For each post/day/month (pick your granularity) create a corresponding RSS feed of weblog entries. These feeds are then referenced from an OPML file that defines the overall structure of the archived weblog.
This is exactly the kind of thing I had in mind when I was
talking about (what I call) the
model layer being a kind of emergent property of online
publishing. You wind up with all this data without any systematic
way of managing it. So you have to find one.
I'm sure RSS+OPML would be doable, but it seems like building on quicksand given the nature of those specs. The RSS part could certainly be productively flipped to Atom. I'm not sure whether there's anything spec'd up yet for the role of the OPML file - the Collections of the Atom Protocol should be pretty close.

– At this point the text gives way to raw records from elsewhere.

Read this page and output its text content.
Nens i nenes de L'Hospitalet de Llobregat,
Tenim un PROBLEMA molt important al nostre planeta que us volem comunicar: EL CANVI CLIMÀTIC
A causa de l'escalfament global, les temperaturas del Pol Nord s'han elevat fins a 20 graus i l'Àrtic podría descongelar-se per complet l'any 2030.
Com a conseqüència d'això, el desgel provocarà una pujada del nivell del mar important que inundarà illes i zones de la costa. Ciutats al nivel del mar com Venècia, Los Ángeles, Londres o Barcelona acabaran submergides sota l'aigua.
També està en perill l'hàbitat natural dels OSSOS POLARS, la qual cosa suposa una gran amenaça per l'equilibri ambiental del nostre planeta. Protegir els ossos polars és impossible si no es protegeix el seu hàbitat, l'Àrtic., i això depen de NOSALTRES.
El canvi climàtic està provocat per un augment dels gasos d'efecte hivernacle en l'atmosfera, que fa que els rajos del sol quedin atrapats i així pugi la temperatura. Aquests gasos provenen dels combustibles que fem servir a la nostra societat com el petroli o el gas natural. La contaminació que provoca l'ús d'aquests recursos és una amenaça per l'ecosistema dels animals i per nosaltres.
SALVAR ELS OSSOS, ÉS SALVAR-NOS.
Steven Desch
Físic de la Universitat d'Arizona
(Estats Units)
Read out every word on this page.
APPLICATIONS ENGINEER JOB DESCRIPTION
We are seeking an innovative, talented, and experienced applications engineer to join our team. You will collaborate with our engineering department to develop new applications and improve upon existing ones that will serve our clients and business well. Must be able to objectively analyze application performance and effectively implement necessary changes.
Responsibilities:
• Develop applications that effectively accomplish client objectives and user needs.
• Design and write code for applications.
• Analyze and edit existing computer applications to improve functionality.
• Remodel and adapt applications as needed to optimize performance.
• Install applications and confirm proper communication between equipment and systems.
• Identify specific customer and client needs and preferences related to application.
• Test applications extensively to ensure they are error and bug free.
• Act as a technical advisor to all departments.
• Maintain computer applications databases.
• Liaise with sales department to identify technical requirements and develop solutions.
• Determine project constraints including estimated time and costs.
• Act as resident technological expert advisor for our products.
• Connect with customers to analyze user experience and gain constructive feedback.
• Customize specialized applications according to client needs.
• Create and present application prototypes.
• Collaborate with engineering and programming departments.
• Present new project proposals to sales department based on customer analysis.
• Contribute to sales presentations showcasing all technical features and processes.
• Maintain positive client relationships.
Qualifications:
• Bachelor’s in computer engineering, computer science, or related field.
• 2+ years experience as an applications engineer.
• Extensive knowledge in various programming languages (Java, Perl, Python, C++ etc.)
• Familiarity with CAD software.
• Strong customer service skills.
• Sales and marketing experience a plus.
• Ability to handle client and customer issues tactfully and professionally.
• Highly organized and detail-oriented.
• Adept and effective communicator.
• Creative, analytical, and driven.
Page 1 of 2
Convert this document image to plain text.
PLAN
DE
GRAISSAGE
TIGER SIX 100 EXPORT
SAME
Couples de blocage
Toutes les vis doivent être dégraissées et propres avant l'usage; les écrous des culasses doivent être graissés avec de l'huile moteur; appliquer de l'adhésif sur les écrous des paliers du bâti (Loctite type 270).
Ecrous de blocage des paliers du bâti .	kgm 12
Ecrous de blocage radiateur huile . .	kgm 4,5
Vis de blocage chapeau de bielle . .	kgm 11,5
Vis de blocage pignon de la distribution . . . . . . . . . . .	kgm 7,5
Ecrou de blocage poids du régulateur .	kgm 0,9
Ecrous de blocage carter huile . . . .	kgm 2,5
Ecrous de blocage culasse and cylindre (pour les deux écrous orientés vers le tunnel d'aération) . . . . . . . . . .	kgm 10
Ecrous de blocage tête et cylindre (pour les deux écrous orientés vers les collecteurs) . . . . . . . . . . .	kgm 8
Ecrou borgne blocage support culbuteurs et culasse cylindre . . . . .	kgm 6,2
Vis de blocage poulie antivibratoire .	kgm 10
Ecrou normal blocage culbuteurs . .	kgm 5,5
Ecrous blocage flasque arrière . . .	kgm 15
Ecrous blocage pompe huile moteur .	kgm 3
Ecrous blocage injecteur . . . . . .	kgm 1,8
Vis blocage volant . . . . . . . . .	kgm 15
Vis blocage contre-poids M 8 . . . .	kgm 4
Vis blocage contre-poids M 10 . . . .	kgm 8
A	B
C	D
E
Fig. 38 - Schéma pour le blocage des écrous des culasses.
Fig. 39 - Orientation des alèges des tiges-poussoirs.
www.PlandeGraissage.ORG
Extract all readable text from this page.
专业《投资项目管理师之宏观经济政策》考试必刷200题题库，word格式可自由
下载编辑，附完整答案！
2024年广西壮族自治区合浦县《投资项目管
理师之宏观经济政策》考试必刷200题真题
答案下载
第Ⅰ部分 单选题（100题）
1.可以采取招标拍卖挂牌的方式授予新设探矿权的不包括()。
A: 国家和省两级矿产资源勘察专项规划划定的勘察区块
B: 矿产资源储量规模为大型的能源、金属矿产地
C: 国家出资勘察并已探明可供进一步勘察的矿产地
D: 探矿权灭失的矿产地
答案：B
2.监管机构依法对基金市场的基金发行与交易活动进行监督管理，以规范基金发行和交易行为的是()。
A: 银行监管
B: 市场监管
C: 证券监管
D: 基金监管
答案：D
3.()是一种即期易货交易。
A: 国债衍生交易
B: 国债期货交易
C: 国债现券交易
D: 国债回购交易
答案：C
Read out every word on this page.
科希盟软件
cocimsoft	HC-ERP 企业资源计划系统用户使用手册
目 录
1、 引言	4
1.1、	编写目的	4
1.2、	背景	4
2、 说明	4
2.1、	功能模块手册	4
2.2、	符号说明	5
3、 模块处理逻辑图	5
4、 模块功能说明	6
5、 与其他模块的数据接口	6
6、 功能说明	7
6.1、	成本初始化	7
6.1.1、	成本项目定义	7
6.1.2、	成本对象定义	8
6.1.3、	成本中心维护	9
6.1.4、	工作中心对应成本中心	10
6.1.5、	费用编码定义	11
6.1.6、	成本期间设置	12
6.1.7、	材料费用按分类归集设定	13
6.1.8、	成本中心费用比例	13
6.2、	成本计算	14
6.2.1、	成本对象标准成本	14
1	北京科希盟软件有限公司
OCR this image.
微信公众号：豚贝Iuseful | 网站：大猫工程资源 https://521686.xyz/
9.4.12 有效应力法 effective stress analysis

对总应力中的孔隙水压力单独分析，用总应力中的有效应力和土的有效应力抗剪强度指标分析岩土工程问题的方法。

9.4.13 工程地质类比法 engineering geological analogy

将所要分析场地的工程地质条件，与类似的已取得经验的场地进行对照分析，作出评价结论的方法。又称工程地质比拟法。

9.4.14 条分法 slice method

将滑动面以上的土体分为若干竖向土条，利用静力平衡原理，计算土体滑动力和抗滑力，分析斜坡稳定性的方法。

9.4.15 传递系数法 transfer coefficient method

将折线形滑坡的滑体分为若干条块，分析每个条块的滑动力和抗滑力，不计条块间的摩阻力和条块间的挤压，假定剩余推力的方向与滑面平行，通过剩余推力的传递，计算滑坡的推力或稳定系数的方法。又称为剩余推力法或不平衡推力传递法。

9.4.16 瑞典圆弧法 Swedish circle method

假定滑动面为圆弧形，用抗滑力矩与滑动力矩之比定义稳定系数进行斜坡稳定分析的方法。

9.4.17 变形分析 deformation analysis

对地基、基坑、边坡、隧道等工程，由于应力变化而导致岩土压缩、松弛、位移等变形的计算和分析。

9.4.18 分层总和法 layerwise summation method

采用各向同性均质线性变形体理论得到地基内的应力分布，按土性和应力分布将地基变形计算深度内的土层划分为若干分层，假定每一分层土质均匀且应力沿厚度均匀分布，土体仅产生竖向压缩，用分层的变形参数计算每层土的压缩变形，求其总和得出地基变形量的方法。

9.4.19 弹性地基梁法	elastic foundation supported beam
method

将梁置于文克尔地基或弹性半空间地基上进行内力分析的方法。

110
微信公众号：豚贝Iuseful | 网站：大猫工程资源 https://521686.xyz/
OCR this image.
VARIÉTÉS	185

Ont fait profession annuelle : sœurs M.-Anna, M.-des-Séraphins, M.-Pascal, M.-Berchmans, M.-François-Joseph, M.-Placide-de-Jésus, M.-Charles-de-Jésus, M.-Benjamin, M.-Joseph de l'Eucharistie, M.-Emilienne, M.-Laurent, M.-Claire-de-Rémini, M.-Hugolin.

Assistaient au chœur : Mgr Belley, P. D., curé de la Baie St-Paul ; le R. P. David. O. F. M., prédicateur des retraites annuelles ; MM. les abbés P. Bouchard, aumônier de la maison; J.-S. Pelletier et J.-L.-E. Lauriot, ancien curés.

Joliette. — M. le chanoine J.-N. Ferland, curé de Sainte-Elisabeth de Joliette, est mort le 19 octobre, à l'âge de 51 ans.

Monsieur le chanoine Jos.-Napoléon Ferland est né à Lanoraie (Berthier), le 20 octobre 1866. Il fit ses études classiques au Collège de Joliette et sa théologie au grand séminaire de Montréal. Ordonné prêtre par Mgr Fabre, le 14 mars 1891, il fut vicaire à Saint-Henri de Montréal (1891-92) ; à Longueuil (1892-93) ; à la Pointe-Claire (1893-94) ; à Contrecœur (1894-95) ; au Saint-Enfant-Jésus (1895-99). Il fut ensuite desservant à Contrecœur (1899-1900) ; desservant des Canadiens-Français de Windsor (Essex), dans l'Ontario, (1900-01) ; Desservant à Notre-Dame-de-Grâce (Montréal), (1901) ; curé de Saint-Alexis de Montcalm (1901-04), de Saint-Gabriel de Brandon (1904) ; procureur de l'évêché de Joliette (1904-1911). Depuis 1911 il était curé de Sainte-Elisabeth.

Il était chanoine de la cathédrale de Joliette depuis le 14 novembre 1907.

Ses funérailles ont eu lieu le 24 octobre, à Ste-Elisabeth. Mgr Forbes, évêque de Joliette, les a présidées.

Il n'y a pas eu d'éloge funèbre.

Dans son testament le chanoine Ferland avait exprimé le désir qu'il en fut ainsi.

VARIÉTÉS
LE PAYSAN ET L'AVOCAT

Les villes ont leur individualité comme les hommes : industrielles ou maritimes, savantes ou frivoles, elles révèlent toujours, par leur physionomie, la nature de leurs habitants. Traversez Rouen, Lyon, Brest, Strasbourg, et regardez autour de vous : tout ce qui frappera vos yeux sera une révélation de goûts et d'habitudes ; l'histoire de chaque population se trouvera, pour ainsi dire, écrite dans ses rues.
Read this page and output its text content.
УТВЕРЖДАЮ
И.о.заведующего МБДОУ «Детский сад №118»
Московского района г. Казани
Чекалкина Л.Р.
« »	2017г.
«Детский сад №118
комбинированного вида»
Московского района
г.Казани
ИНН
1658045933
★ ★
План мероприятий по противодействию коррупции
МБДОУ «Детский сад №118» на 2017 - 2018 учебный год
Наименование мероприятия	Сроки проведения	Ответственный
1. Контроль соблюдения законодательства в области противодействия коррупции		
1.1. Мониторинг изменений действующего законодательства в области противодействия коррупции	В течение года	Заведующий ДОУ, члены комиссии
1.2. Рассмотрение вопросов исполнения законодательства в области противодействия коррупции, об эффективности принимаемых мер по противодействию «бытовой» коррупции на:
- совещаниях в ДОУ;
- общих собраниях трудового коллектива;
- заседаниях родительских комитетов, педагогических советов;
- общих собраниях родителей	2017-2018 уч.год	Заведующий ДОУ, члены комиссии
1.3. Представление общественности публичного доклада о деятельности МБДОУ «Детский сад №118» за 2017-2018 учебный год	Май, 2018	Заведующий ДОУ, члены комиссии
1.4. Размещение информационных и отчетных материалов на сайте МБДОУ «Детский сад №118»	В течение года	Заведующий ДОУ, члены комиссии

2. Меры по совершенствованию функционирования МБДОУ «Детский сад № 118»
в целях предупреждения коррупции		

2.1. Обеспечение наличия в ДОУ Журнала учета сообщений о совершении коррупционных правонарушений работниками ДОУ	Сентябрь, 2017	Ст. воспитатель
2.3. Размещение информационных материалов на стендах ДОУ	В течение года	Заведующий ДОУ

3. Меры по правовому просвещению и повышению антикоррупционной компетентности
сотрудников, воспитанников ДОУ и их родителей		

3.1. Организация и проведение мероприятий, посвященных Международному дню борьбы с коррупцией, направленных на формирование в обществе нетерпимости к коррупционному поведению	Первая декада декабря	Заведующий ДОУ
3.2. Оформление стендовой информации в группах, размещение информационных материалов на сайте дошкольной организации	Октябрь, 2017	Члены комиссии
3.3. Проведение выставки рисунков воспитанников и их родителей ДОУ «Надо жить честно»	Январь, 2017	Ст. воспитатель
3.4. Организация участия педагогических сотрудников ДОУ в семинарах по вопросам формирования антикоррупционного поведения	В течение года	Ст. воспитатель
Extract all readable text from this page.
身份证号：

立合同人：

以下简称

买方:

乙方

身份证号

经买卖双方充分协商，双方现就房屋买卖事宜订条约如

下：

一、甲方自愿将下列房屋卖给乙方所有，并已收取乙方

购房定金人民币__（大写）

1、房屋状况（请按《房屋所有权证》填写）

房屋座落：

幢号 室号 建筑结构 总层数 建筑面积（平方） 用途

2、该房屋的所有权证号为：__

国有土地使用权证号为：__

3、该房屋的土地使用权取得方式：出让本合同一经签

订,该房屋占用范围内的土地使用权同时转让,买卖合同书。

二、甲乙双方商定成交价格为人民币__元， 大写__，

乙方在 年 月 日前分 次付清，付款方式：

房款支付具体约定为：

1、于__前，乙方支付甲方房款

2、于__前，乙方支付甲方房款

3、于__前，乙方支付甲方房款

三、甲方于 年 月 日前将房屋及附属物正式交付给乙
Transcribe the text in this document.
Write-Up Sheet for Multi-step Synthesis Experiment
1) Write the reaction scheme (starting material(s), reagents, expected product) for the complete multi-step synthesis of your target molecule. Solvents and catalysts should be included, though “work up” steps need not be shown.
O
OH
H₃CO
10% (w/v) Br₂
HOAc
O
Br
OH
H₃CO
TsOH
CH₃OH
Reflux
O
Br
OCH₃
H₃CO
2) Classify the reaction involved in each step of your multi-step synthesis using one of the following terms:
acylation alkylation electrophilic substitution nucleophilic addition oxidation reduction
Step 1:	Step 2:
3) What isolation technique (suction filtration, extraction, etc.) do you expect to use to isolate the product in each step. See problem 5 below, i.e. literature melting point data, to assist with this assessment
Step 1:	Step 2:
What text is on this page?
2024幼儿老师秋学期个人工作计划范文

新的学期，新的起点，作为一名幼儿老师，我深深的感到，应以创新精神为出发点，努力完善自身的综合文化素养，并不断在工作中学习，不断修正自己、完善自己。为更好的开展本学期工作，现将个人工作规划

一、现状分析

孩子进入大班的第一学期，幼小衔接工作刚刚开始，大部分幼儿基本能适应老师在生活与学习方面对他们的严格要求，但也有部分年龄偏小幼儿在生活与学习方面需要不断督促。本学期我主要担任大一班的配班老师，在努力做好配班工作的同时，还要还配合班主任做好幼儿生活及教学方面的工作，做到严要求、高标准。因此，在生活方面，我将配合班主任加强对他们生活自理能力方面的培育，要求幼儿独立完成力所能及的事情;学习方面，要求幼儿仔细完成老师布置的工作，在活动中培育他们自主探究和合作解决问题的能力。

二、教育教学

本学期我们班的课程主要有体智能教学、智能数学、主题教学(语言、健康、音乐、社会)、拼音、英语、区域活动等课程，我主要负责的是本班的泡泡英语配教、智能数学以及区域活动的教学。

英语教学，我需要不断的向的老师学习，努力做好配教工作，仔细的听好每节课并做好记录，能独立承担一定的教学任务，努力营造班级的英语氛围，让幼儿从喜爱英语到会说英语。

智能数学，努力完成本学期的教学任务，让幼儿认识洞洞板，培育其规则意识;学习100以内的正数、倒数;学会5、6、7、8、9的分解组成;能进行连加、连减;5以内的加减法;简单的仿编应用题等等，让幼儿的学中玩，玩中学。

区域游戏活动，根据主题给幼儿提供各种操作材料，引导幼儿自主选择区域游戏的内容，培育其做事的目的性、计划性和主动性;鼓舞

Matt talks about extra metadata and the tools that understand it, saying namespacing is a way of including the stuff. The problem here is that there's no overall interpretation system beyond mustIgnore in the XML. Only tools that fully understand e.g. RSS+OPML+ENT would be able to do anything useful with all three. Â
Another alternative would be to use HTML. Done systematically there's potential for a neat export/archive system. Conventions are already available for the core of this kind of stuff with microformats - hAtom for entry/feed level data, XOXO for broader, site level structure etc.Â
I can think of three advantages right away of using microformats over RSS+OPML. The clearest being that it would be using proper specs, well-defined and none of that silent data loss nonsense. There's more flexibility because the representations can be freely mixed, it's all HTML. You can't mix RSS and OPML in the same document. The third is the big pragmatic gain that a level of partial understanding comes for free. The stuff is HTML, a browser can make a useful rendering of that out of the box.
Use of RSS+OPML, Atom and/or microformats all offer ways of representing the structured content, but all are relatively limited in regards to what you can do with the data, and extensibility into other forms of data.
The what it is of the title of this post is a reference to the fact that what Matt's describing is resource description, and though it's only being applied at the content model layer, it's starting to look like a reinvention of the Resource Description Framework. What's already available in that context is wide-open extensibility, significant partial understanding and loads of tools for working with the data - SPARQL querying across the archive being a nice low-hanger (Lee's got another post up re. the SPARQL Calendar Demo btw).
It would be unfortunate if a shared blog format was built without taking into consideration known problems of certain technologies, known advantages of others. But assuming all the available data does get captured unambiguously, it'll still be possible to treat the stuff as RDF whichever format(s) are used. So I'm not sure why I bothered writing this.